Dengan demikian, VAT Refund merupakan insentif perpajakan yang diberikan kepada orang pribadi pemegang paspor luar negeri berupa pengembalian PPN yang sudah dibayar atas pembelian Barang Kena Pajak di Indonesia yang kemudian dibawa orang pribadi tersebut ke luar daerah pabean.

Kebijakan semacam itu tidak hanya ada di Indonesia, melainkan telah banyak diimplementasikan oleh negara-negara di dunia yang sangat concern terhadap pengembangan sektor pariwisata. Misalnya saja Singapura yang dikenal sebagai surga belanja di kawasan Asia karena fasilitas tax refund yang sudah terkelola dengan baik. Adanya insentif perpajakan tersebut dimaksudkan untuk memberikan daya tarik bagi turis asing agar berkunjung ke suatu negara yang secara langsung akan memaksa turis membelanjakan uangnya di negara tersebut.

 

VAT Refund di antara AM IMF-WBG 2018

Di Indonesia, proses pemberian VAT Refund hanya dilakukan di bandar udara khusus yang ditetapkan oleh Menteri Keuangan, di mana salah satunya tersedia di Bandara I Gusti Ngurah Rai Bali melalui Keputusan Menteri Keuangan No. 141/KMK.03/2010.
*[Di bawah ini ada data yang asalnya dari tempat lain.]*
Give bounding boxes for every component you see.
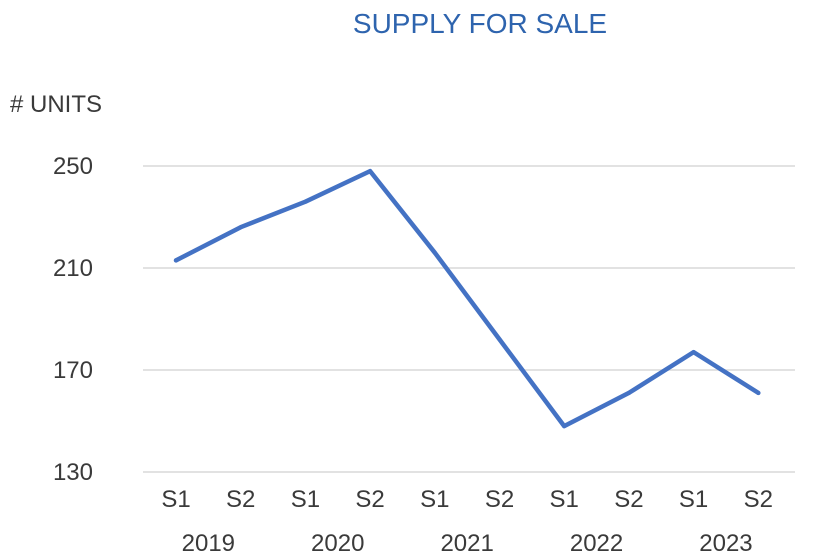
x-tick-label: S2 [485, 486, 514, 513]
x-group-label: 2019 [182, 530, 235, 557]
data-point [497, 337, 502, 342]
data-point [691, 350, 696, 355]
x-axis-year-groups: 2019 2020 2021 2022 2023 [182, 530, 753, 557]
data-point [368, 169, 373, 174]
gridlines [143, 165, 795, 473]
x-group-label: 2023 [699, 530, 752, 557]
x-tick-label: S2 [744, 486, 773, 513]
x-group-label: 2022 [570, 530, 623, 557]
x-group-label: 2021 [440, 530, 493, 557]
x-tick-label: S1 [679, 486, 708, 513]
data-point [303, 199, 308, 204]
y-axis-label: # UNITS [10, 91, 102, 118]
x-tick-label: S2 [614, 486, 643, 513]
series-line [173, 168, 761, 429]
x-axis-ticks: S1 S2 S1 S2 S1 S2 S1 S2 S1 S2 [161, 486, 773, 513]
x-tick-label: S1 [291, 486, 320, 513]
x-tick-label: S1 [161, 486, 190, 513]
data-point [432, 250, 437, 255]
data-point [562, 424, 567, 429]
x-tick-label: S1 [420, 486, 449, 513]
data-point [238, 225, 243, 230]
y-tick-label: 250 [53, 153, 93, 180]
data-point [174, 258, 178, 263]
y-tick-label: 170 [53, 357, 93, 384]
data-point [626, 390, 631, 395]
x-tick-label: S2 [226, 486, 255, 513]
series-layer [173, 168, 761, 429]
y-tick-label: 130 [53, 459, 93, 486]
chart-title: SUPPLY FOR SALE [353, 8, 607, 39]
data-point [756, 390, 761, 395]
y-axis-ticks: 130 170 210 250 [53, 153, 93, 486]
x-tick-label: S1 [550, 486, 579, 513]
x-group-label: 2020 [311, 530, 364, 557]
x-tick-label: S2 [355, 486, 384, 513]
y-tick-label: 210 [53, 255, 93, 282]
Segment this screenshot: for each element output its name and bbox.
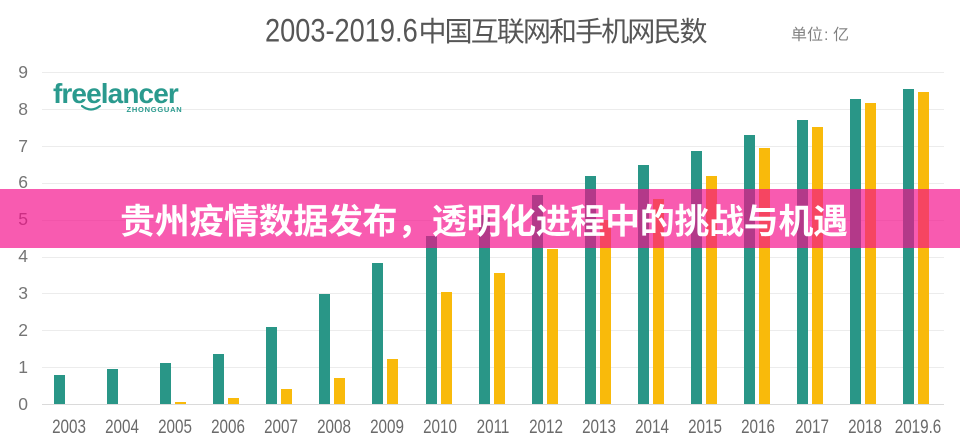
- svg-text::: :: [824, 27, 828, 44]
- svg-text:2003-2019.6: 2003-2019.6: [265, 13, 418, 49]
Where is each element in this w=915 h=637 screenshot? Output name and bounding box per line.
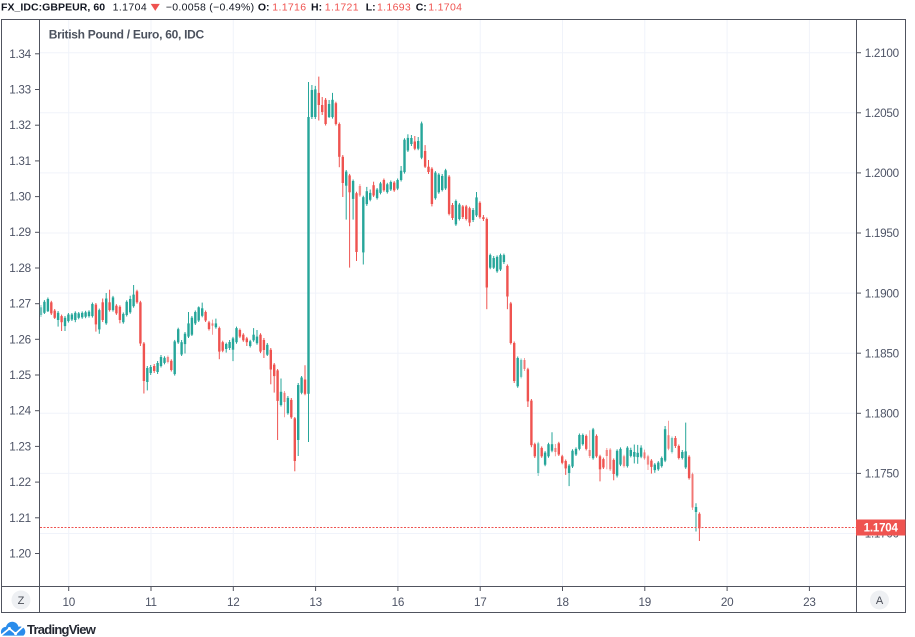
- svg-text:Z: Z: [18, 595, 25, 607]
- svg-text:1.1721: 1.1721: [325, 1, 359, 13]
- svg-text:1.29: 1.29: [9, 226, 31, 239]
- svg-text:1.24: 1.24: [9, 405, 31, 418]
- svg-text:1.2100: 1.2100: [865, 47, 900, 60]
- svg-text:1.21: 1.21: [9, 512, 31, 525]
- svg-text:1.26: 1.26: [9, 333, 31, 346]
- svg-text:1.28: 1.28: [9, 262, 31, 275]
- svg-text:1.1704: 1.1704: [113, 1, 148, 13]
- svg-text:L:: L:: [366, 1, 376, 13]
- svg-text:TradingView: TradingView: [27, 622, 97, 637]
- svg-text:1.1693: 1.1693: [377, 1, 411, 13]
- svg-text:18: 18: [556, 596, 569, 609]
- svg-text:1.20: 1.20: [9, 548, 31, 561]
- svg-text:1.32: 1.32: [9, 119, 31, 132]
- svg-text:1.31: 1.31: [9, 155, 31, 168]
- svg-text:FX_IDC:GBPEUR, 60: FX_IDC:GBPEUR, 60: [1, 1, 105, 13]
- svg-text:1.1900: 1.1900: [865, 287, 900, 300]
- svg-text:1.1716: 1.1716: [272, 1, 306, 13]
- svg-text:12: 12: [227, 596, 240, 609]
- svg-text:1.2000: 1.2000: [865, 167, 900, 180]
- svg-text:1.1750: 1.1750: [865, 468, 900, 481]
- svg-text:16: 16: [392, 596, 405, 609]
- svg-text:19: 19: [639, 596, 652, 609]
- svg-text:1.25: 1.25: [9, 369, 31, 382]
- svg-text:1.1950: 1.1950: [865, 227, 900, 240]
- svg-text:1.27: 1.27: [9, 298, 31, 311]
- svg-text:C:: C:: [416, 1, 427, 13]
- svg-text:20: 20: [721, 596, 734, 609]
- svg-text:1.2050: 1.2050: [865, 107, 900, 120]
- svg-text:1.1850: 1.1850: [865, 347, 900, 360]
- svg-text:13: 13: [309, 596, 322, 609]
- svg-text:1.34: 1.34: [9, 48, 31, 61]
- svg-text:1.1800: 1.1800: [865, 408, 900, 421]
- svg-text:11: 11: [145, 596, 157, 609]
- svg-text:British Pound / Euro, 60, IDC: British Pound / Euro, 60, IDC: [49, 28, 205, 42]
- svg-text:H:: H:: [311, 1, 322, 13]
- svg-text:1.1704: 1.1704: [428, 1, 462, 13]
- svg-text:O:: O:: [258, 1, 270, 13]
- svg-text:17: 17: [474, 596, 487, 609]
- svg-text:23: 23: [803, 596, 816, 609]
- svg-text:1.30: 1.30: [9, 191, 31, 204]
- svg-text:−0.0058 (−0.49%): −0.0058 (−0.49%): [166, 1, 255, 13]
- svg-text:10: 10: [62, 596, 75, 609]
- svg-text:1.1704: 1.1704: [864, 523, 899, 535]
- svg-text:1.23: 1.23: [9, 440, 31, 453]
- svg-text:1.33: 1.33: [9, 83, 31, 96]
- svg-text:1.22: 1.22: [9, 476, 31, 489]
- svg-text:A: A: [876, 595, 884, 607]
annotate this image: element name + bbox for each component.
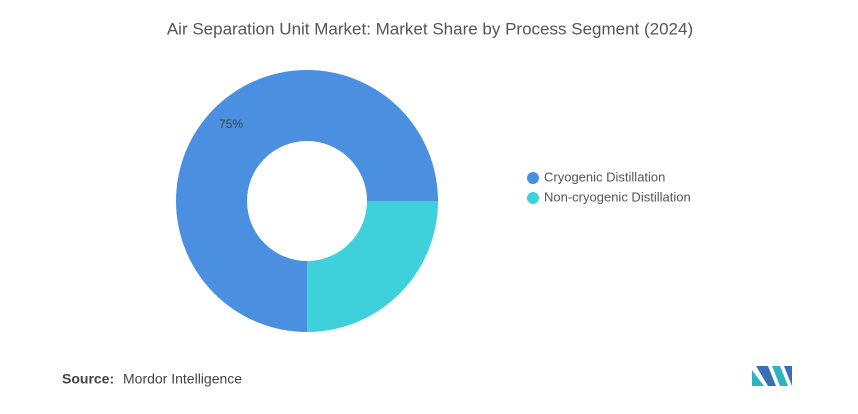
legend-label: Cryogenic Distillation — [544, 169, 665, 184]
donut-segment — [307, 201, 438, 332]
donut-segment — [176, 70, 438, 332]
legend-label: Non-cryogenic Distillation — [544, 189, 691, 204]
donut: 75% — [176, 70, 438, 332]
data-label: 75% — [219, 117, 243, 131]
source: Mordor Intelligence — [123, 371, 242, 387]
logo — [752, 366, 792, 386]
legend: Cryogenic Distillation Non-cryogenic Dist… — [527, 169, 691, 204]
source-label: Source: — [62, 371, 114, 387]
legend-swatch — [527, 172, 539, 184]
legend-swatch — [527, 192, 539, 204]
chart-title: Air Separation Unit Market: Market Share… — [167, 19, 693, 38]
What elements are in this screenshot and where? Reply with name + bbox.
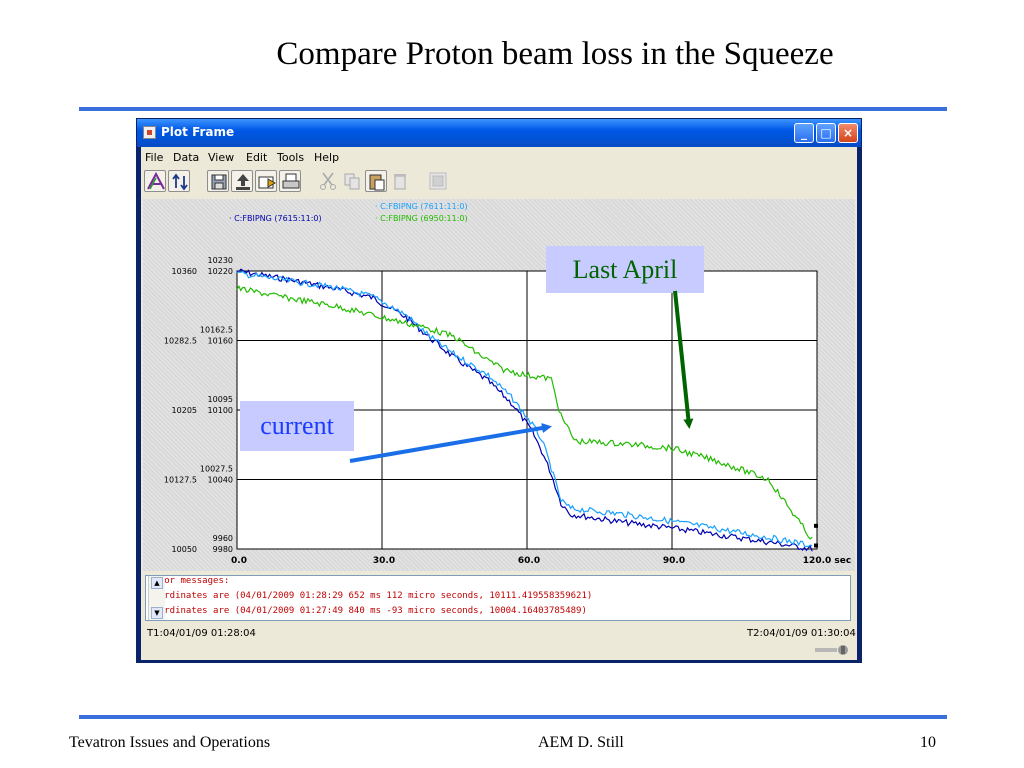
legend-entry: · C:FBIPNG (7615:11:0) [229, 214, 322, 223]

Momentum pertemuan tahunan IMF-WBG AM 2018 yang diselenggarakan di Bali mencoba ditangkap oleh Ditjen Pajak. Khususnya melalui persiapan dan pengembangan counter VAT Refund Bandara Ngurah Rai yang diprediksi akan ‘kebanjiran’ klaim restitusi PPN selama AM IMF-WBG 2018 berlangsung. Bagaimana tidak, 15.000 hingga 18.000 peserta yang hadir bukanlah orang biasa, melainkan kalangan atas yang umumnya tidak akan berpikir panjang untuk mengeluarkan uang.

KPP Pratama Badung Selatan sebagai unit kerja induk dari counter VAT Refund Bandara Ngurah Rai telah melakukan persiapan matang demi menyambut tamu sekaligus turis pemegang paspor luar negeri selama pelaksanaan AM IMF-WBG 2018. Persiapan tersebut meliputi perbaikan sarana dan prasarana counter yang terletak di teriminal keberangkatan internasional, penambahan petugas counter reguler, hingga pembentukan tim khusus yang akan menangani tamu VIP.

Upaya tersebut dilakukan mengingat tingginya potensi frekuensi klaim pengembalian PPN yang akan dilakukan oleh tamu AM dari mancanegara. Jika pada hari biasa saja, rata-rata restitusi PPN hanya berkisar 16 pengajuan per hari. Sementara pada akhir pekan, pengajuan bisa meningkat hingga 50% menjadi sekitar 32 klaim. Selanjutnya, saat AM berlangsung, KPP Pratama Badung Selatan memproyeksi ada sekitar 30% dari peserta AM yang akan mengajukan restitusi PPN, sehingga tambahan ‘customer’ counter VAT Refund Bandara Ngurah Rai dapat mencapai hingga 5.400 orang.

Tidak Melulu Soal Penerimaan Negara

DJP menyadari bahwa kebijakan VAT Refund For Tourists dalam jangka pendek akan menimbulkan potential loss atau penurunan pendapatan negara dari Pajak Pertambahan Nilai (PPN). Terlebih, kontribusi PPN terhadap penerimaan pajak 2017 menempati posisi kedua terbesar setelah PPh Non Migas.

Namun, misi pemerintah lebih jauh dari sekedar mengumpulkan pajak. Sebab jika diperhitungkan secara komprehensif, kebijakan insentif pajak tersebut dalam jangka panjang dapat meningkatkan kunjungan wisatawan asing yang selanjutnya mempengaruhi perekonomian di kawasan wisata tersebut, sehingga dampak pengganda (multiplier effect) yang diciptakan akan semakin besar.

Pada akhirnya, perhatian dunia yang tertuju pada AM IMF-WBG 2018 harus mampu ditangkap dan dimanfaatkan semaksimal mungkin oleh Indonesia untuk menunjukkan citra sebagai tuan rumah yang baik. Sekaligus sebagai ajang promosi dan pengenalan pariwisata Indonesia ke tingkat dunia, sehingga dari pengorbanan yang dilakukan saat ini dapat mendatangkan keuntungan yang besar di masa mendatang.(*)

*) Tulisan ini merupakan pendapat pribadi penulis dan bukan cerminan sikap instansi penulis bekerja.